Three of the five patients treated for diffuse large B-cell lymphoma experienced stable disease, one progressive disease, and one obtained a CR, but is no longer evaluable because she received other therapies for chronic GVHD. Dr. Kochenderfer went on describe an impressive response in this patient, who had large lymphoma masses at the back of her head and in her eye socket before infusion.
“Amazingly, the tumor masses completely disappeared within five days of CAR T-cell infusion,” he said.
Patients with high tumor burdens, however, experienced severe cytokine-release syndrome with fever, tachycardia, and hypertension that was treated with the interleukin-6 receptor antagonist tocilizumab (Actemra).
Only one case of mild aphasia occurred, which contrasts with other CAR T-cell therapies where neurotoxicity is common, Dr. Kochenderfer said.
One patient had continued worsening of pre-existing chronic GVHD after CAR T-cell therapy, and one patient developed very mild chronic eye GVHD more than a year after infusion.

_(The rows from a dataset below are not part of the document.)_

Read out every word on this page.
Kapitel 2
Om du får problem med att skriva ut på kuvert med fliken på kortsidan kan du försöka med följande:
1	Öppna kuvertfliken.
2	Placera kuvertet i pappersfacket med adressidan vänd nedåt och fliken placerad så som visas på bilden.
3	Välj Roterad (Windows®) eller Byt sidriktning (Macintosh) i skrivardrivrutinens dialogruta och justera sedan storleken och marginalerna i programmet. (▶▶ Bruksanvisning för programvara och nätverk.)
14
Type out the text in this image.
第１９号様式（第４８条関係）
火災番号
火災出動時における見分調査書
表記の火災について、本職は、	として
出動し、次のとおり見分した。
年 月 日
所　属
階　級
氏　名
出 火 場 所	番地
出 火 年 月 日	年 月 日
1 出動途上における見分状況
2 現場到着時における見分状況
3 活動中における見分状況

The press corps was not fully convinced by the findings, however, asking Dr. Kochenderfer why they should be excited by the 40% remission rate when other CAR T-cell therapies have yielded remission rates as high as 90%.
Dr. Kochenderfer pointed out that four of the five ALL patients (80%) achieved a MRD-negative complete response, which compares favorably with other protocols. The remaining patients had far more advanced, treatment-resident disease of varying histologies than evaluated in other trials and, unlike most trials, all patients had received an allogeneic transplant. Further, the investigators used no chemotherapy whatsoever, whereas other CAR T-cells trials have used chemotherapy, sometimes in huge does, he said.